The weapons of the Reformers were the platform, the press, and investigations and reports by parliamentary committees. The Compact hit back in its own way. Every critic was denounced as a traitor. Offending editors were put in the pillory. Mackenzie was five times expelled from the House, only to be returned five times by his stubborn supporters. Matters were at a deadlock, and it became clear either that the British Parliament, which alone could amend the Constitution, must intervene or else that the Reformers would be driven to desperate paths. But before matters came to this pass, an acute crisis had arisen in Lower Canada which had its effect on all the provinces.

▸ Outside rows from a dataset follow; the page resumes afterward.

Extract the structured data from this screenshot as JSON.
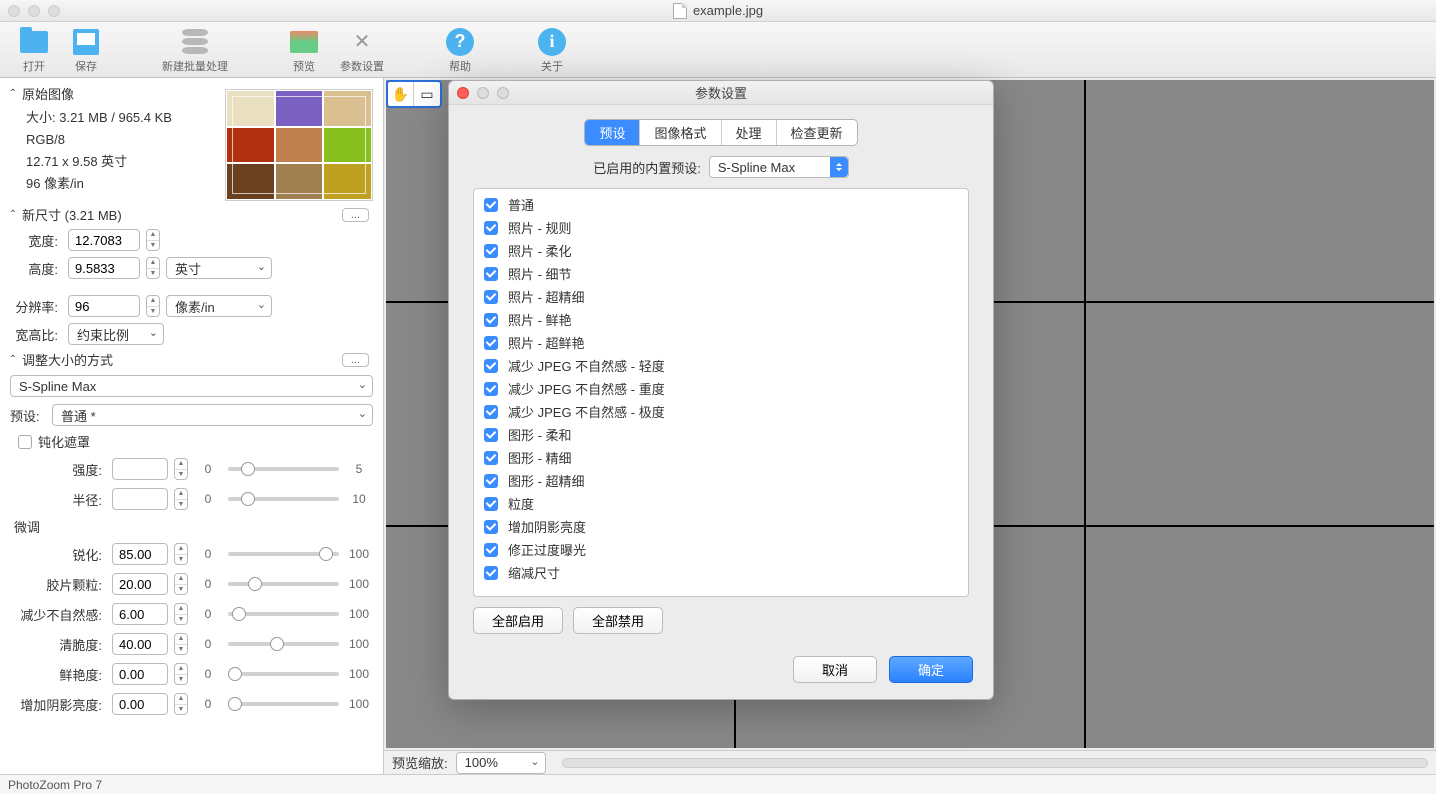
{
  "window": {
    "title": "example.jpg"
  },
  "toolbar": {
    "open": "打开",
    "save": "保存",
    "batch": "新建批量处理",
    "preview": "预览",
    "prefs": "参数设置",
    "help": "帮助",
    "about": "关于"
  },
  "left": {
    "section_original": "原始图像",
    "size_line": "大小: 3.21 MB / 965.4 KB",
    "mode": "RGB/8",
    "dim_inch": "12.71 x 9.58 英寸",
    "dpi": "96 像素/in",
    "section_newsize": "新尺寸 (3.21 MB)",
    "more_btn": "...",
    "width_lbl": "宽度:",
    "width_val": "12.7083",
    "height_lbl": "高度:",
    "height_val": "9.5833",
    "unit_select": "英寸",
    "res_lbl": "分辨率:",
    "res_val": "96",
    "res_unit": "像素/in",
    "ratio_lbl": "宽高比:",
    "ratio_val": "约束比例",
    "section_resize": "调整大小的方式",
    "method": "S-Spline Max",
    "preset_lbl": "预设:",
    "preset_val": "普通 *",
    "unsharp_lbl": "钝化遮罩",
    "intensity_lbl": "强度:",
    "intensity_min": "0",
    "intensity_max": "5",
    "radius_lbl": "半径:",
    "radius_min": "0",
    "radius_max": "10",
    "finetune_header": "微调",
    "sharpen_lbl": "锐化:",
    "sharpen_val": "85.00",
    "grain_lbl": "胶片颗粒:",
    "grain_val": "20.00",
    "artifact_lbl": "减少不自然感:",
    "artifact_val": "6.00",
    "crisp_lbl": "清脆度:",
    "crisp_val": "40.00",
    "vivid_lbl": "鲜艳度:",
    "vivid_val": "0.00",
    "shadow_lbl": "增加阴影亮度:",
    "shadow_val": "0.00",
    "min0": "0",
    "max100": "100"
  },
  "preview": {
    "zoom_lbl": "预览缩放:",
    "zoom_val": "100%"
  },
  "modal": {
    "title": "参数设置",
    "tabs": [
      "预设",
      "图像格式",
      "处理",
      "检查更新"
    ],
    "sub_lbl": "已启用的内置预设:",
    "sub_select": "S-Spline Max",
    "items": [
      "普通",
      "照片 - 规则",
      "照片 - 柔化",
      "照片 - 细节",
      "照片 - 超精细",
      "照片 - 鲜艳",
      "照片 - 超鲜艳",
      "减少 JPEG 不自然感 - 轻度",
      "减少 JPEG 不自然感 - 重度",
      "减少 JPEG 不自然感 - 极度",
      "图形 - 柔和",
      "图形 - 精细",
      "图形 - 超精细",
      "粒度",
      "增加阴影亮度",
      "修正过度曝光",
      "缩减尺寸"
    ],
    "enable_all": "全部启用",
    "disable_all": "全部禁用",
    "cancel": "取消",
    "ok": "确定"
  },
  "status": {
    "app": "PhotoZoom Pro 7"
  }
}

In Lower Canada, the conflict which had been smoldering before the war had since then burst into flame. The issues of this conflict were more clearcut than in any of the other provinces. A coherent opposition had formed earlier, and from beginning to end it dominated the Assembly. The governing forces were outwardly much the same as in Upper Canada--a Lieutenant Governor responsible to the Colonial Office, an Executive Council appointed by the Crown but coming to have the independent power of a well-entrenched bureaucracy, and a Legislative Council nominated by the Crown and, until nearly the end of the period, composed chiefly of the same men who served in the Executive. The little clique in control had much less popular backing than the Family Compact of Upper Canada and were of lower caliber. Robert Christie, an English-speaking member of the Assembly, who may be counted an unprejudiced witness since he was four times expelled by the majority in that house, refers to the real rulers of the province as "a few rapacious, overbearing, and irresponsible officials, without stake or other connexion in the country than their interests." At their head stood Jonathan Sewell, a Massachusetts Loyalist who had come to Lower Canada by way of New Brunswick in 1789, and who for over forty years as Attorney General, Chief Justice, or member of Executive and Legislative Councils, was the power behind the throne.

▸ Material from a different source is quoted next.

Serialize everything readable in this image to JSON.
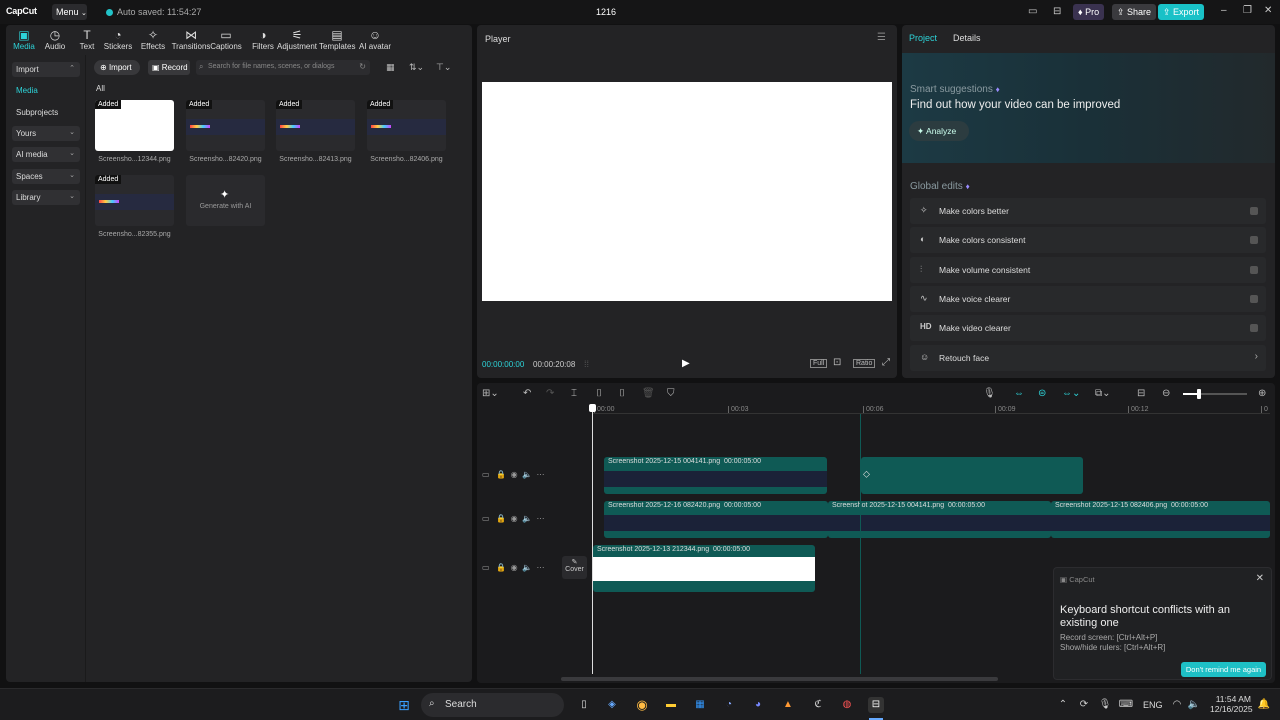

The opposition to the bureaucrats at first included both English and French elements, but the English minority were pulled in contrary ways. Their antecedents were not such as to lead them to accept meekly either the political or the social pretensions of the "Chateau Clique"; the American settlers in the Eastern Townships, and the Scotch and American merchants who were building up Quebec and Montreal, had called for self-government, not government from above. Yet their racial and religious prejudices were strong and made them unwilling to accept in place of the bureaucrats the dominance of an unprogressive habitant majority. The first leader of the opposition which developed in the Assembly after the War of 1812 was James Stuart, the son of the leading Anglican clergyman of his day, but he soon fell away and became a mainstay of the bureaucracy. His brother Andrew, however, kept up for many years longer a more disinterested fight. Another Scot, John Neilson, editor of the Quebec "Gazette", was until 1833 foremost among the assailants of the bureaucracy.